The authors went on to make some interesting points about the quantity of research in this field. At first glance this seems to be well served area with so many trials included in this review, but it’s important to understand the breadth of the research and the number of different patient characteristics that are being studied. The authors conclude that 4 times as many trials are required before this review has sufficient statistical power to show an effect size of g = 0.5.

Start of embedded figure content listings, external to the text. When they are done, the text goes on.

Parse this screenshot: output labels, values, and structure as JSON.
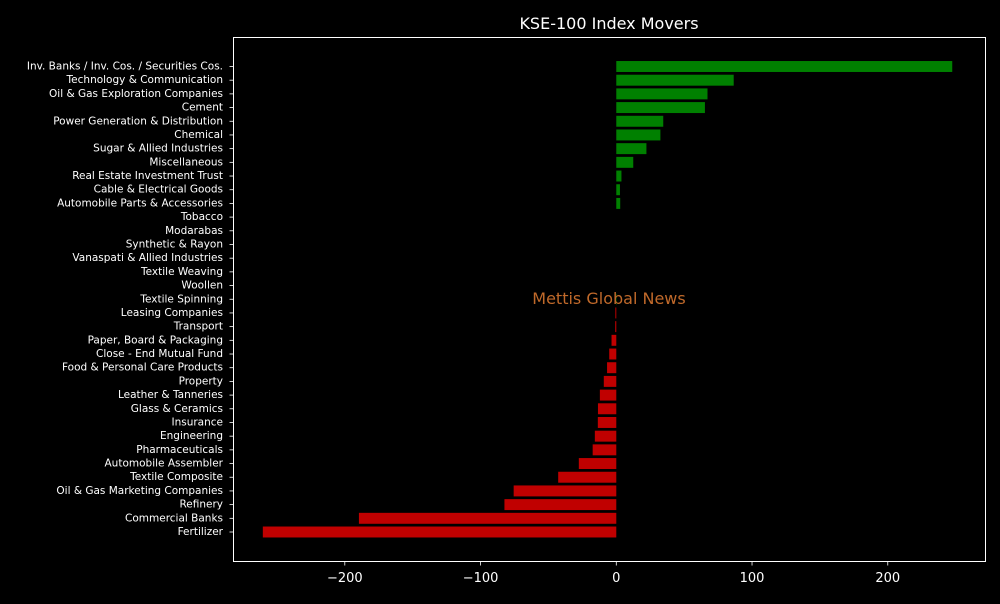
{
  "chart_data": {
    "type": "bar",
    "orientation": "horizontal",
    "title": "KSE-100 Index Movers",
    "watermark": "Mettis Global News",
    "xlabel": "",
    "ylabel": "",
    "xlim": [
      -282,
      272
    ],
    "xticks": [
      -200,
      -100,
      0,
      100,
      200
    ],
    "xtick_labels": [
      "−200",
      "−100",
      "0",
      "100",
      "200"
    ],
    "grid": false,
    "colors": {
      "positive": "#008000",
      "negative": "#c00000",
      "background": "#000000",
      "text": "#ffffff",
      "watermark": "#c0692a"
    },
    "categories": [
      "Inv. Banks / Inv. Cos. / Securities Cos.",
      "Technology & Communication",
      "Oil & Gas Exploration Companies",
      "Cement",
      "Power Generation & Distribution",
      "Chemical",
      "Sugar & Allied Industries",
      "Miscellaneous",
      "Real Estate Investment Trust",
      "Cable & Electrical Goods",
      "Automobile Parts & Accessories",
      "Tobacco",
      "Modarabas",
      "Synthetic & Rayon",
      "Vanaspati & Allied Industries",
      "Textile Weaving",
      "Woollen",
      "Textile Spinning",
      "Leasing Companies",
      "Transport",
      "Paper, Board & Packaging",
      "Close - End Mutual Fund",
      "Food & Personal Care Products",
      "Property",
      "Leather & Tanneries",
      "Glass & Ceramics",
      "Insurance",
      "Engineering",
      "Pharmaceuticals",
      "Automobile Assembler",
      "Textile Composite",
      "Oil & Gas Marketing Companies",
      "Refinery",
      "Commercial Banks",
      "Fertilizer"
    ],
    "values": [
      247.5,
      86.5,
      67.2,
      65.3,
      34.6,
      32.5,
      22.2,
      12.5,
      3.8,
      2.7,
      2.9,
      0,
      0,
      0,
      0,
      0,
      0,
      0.3,
      -0.7,
      -0.8,
      -3.5,
      -5.2,
      -6.8,
      -9.2,
      -12.1,
      -13.5,
      -13.6,
      -15.8,
      -17.4,
      -27.6,
      -42.8,
      -75.6,
      -82.4,
      -189.6,
      -260.4
    ]
  }
}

As is often the case, the researchers conclude by calling for further research in this area:

Although a considerable number of studies have compared medication, psychotherapy, and combined treatments, and some preliminary results are useful for deciding which treatment is best for which patient, the development of personalised treatment of depression has only just begun.

Links

Cuijpers P, Reynolds CF 3rd, Donker T, Li J, Andersson G, Beekman A. PERSONALIZED TREATMENT OF ADULT DEPRESSION: MEDICATION, PSYCHOTHERAPY, OR BOTH? A SYSTEMATIC REVIEW. Depress Anxiety. 2012 Jul 19. doi: 10.1002/da.21985. [Epub ahead of print] [PubMed abstract]

Simon GE, Perlis RH. Personalized medicine for depression: can we match patients with treatments? Am J Psychiatry. 2010 Dec;167(12):1445-55. Epub 2010 Sep 15.